Der Mann, den es nicht gab: Das Somerton-Rätsel
Am Morgen des 1. Dezember 1948 wurde am Somerton Beach in Adelaide, Australien, ein toter Mann gefunden. Er trug einen eleganten Anzug, war gepflegt und sauber — doch nichts an ihm verriet, wer er war. 74 Jahre lang kannte niemand seinen Namen.

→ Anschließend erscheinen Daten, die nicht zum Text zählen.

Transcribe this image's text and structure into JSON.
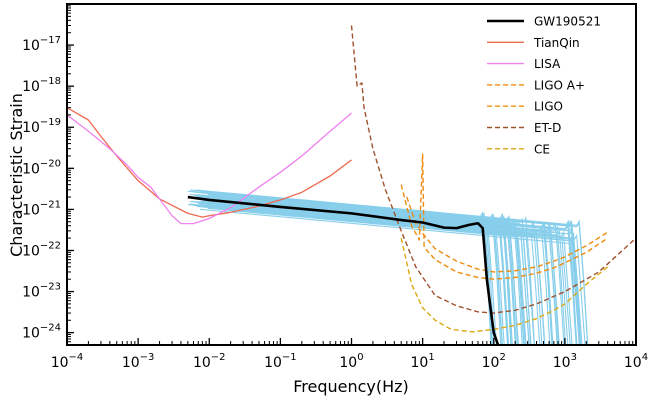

Es waren die Details, die aus einer anonymen Leiche eines der berühmtesten Rätsel der Welt machten. Sämtliche Etiketten seiner Kleidung waren sorgfältig entfernt worden, eines nach dem anderen. Die Obduktion deutete auf eine Vergiftung hin — doch kein Gift konnte je in seinem Körper nachgewiesen werden. Am Bahnhof von Adelaide fand die Polizei einen Koffer, den er zurückgelassen hatte. Auch dort: Jedes Erkennungszeichen war beseitigt.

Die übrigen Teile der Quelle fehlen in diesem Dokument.